- Home »
Duurzaam in Luxemburg: geniet van natuur en industrieel erfgoed in de Minett regio
Duurzaam in Luxemburg: geniet van natuur en industrieel erfgoed in de Minett regio
Luxemburg stelt zijn industrieel verleden open voor bezoekers, en vooral een hele rits nieuwe initiatieven rond natuur en duurzaamheid. We zijn in het uiterste zuiden van het Groothertogdom, in de regio Minett. Die naam komt van kleine mineraal of kleine erts. In de periode tussen 1870 en 1970 werd hier op intensieve schaal ijzer uit de grond gewonnen. Het betekende de overgang van Luxemburg van een arme boerenregio naar een welvarende industrie. Vanwege de oxidatie van het ijzer in de aarde kreeg die een rode kleur: men spreekt van de streek van de ‘rode aarde’.
Dit artikel is een reportage met inspirerende reisinformatie over duurzaam reizen.
Enkele hectaren maken veel verschil
Voor de winning van het ijzer was het Groothertogdom een zeer arme streek, waar de mensen nauwelijks konden leven van de landbouw. Voor de rest was er niets… Maar reeds in de tijd van de Kelten werd er door de bewoners ijzer gewonnen uit de aarde. Dat is mogelijk in een zeer klein gebied van ongeveer 37 km² in de driehoek met België en Frankrijk, van Dudelange tot Differdange. Hier komt een grondlaag aan de oppervlakte die ongeveer vijfentwintig procent tot dertig procent ijzererts bevat. Spijtig voor de Belgen en de Fransen op enkele kilometers afstand, maar deze laag gaat verder stevig ondergronds. Dat maakt winning buiten Luxemburg veel lastiger, en dus veel duurder.

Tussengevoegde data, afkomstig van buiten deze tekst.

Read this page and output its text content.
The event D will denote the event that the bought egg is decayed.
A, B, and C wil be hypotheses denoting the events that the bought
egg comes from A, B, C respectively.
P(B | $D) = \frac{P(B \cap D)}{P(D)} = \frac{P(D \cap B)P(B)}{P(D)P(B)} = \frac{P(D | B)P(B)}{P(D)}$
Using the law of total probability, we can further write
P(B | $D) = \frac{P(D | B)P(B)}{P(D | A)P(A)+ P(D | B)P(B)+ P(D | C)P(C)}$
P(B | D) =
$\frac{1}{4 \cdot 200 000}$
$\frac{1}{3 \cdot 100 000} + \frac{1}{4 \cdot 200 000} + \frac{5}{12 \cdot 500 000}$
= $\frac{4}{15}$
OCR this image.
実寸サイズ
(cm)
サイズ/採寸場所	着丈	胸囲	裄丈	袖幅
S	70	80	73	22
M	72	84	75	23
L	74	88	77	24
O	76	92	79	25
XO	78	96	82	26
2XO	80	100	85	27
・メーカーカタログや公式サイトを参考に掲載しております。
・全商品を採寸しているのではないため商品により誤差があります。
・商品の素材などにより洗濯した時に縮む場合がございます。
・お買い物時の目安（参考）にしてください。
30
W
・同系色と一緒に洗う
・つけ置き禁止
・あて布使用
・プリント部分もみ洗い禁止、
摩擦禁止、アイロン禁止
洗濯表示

Ter hoogte van Nancy in Frankrijk stopt de laag.
Arme boeren worden welvarend
De Kelten uit de buurt van Differdange wonnen dus al ijzererts uit de grond. Maar door de aanwezigheid van een stevige portie fosfor kon het ijzer nooit de vereiste stevigheid bereiken. De oplossing werd bedacht door de Engelse wetenschapper Sidney Gilchrist Thomas die een ‘convertor’ ontwierp waarin fosfor en ijzererts werden gescheiden. Dat gebeurde in 1875: de industriële winning werd mogelijk. Eerst gebeurde dat in galerijen in de heuvels, vergelijkbaar met de mijngangen die we in onze koolmijnen kennen. Maar later werd de werking meer en meer geoptimaliseerd, en kon men in openlucht winnen. Heel eenvoudig: de heuvels werden afgeschraapt, het ijzererts werd in de wagons geladen en via een netwerk van spoorlijnen naar de hoogovens gebracht. Daar waren de ‘convertoren’ intussen ook vervangen door een beter procedé waarbij lucht direct door de substantie werd geblazen. Door het spel van soortelijke gewichten zakte het ijzererts naar de bodem van de hoogoven, en kon daar via een klep wegvloeien richting verwerking.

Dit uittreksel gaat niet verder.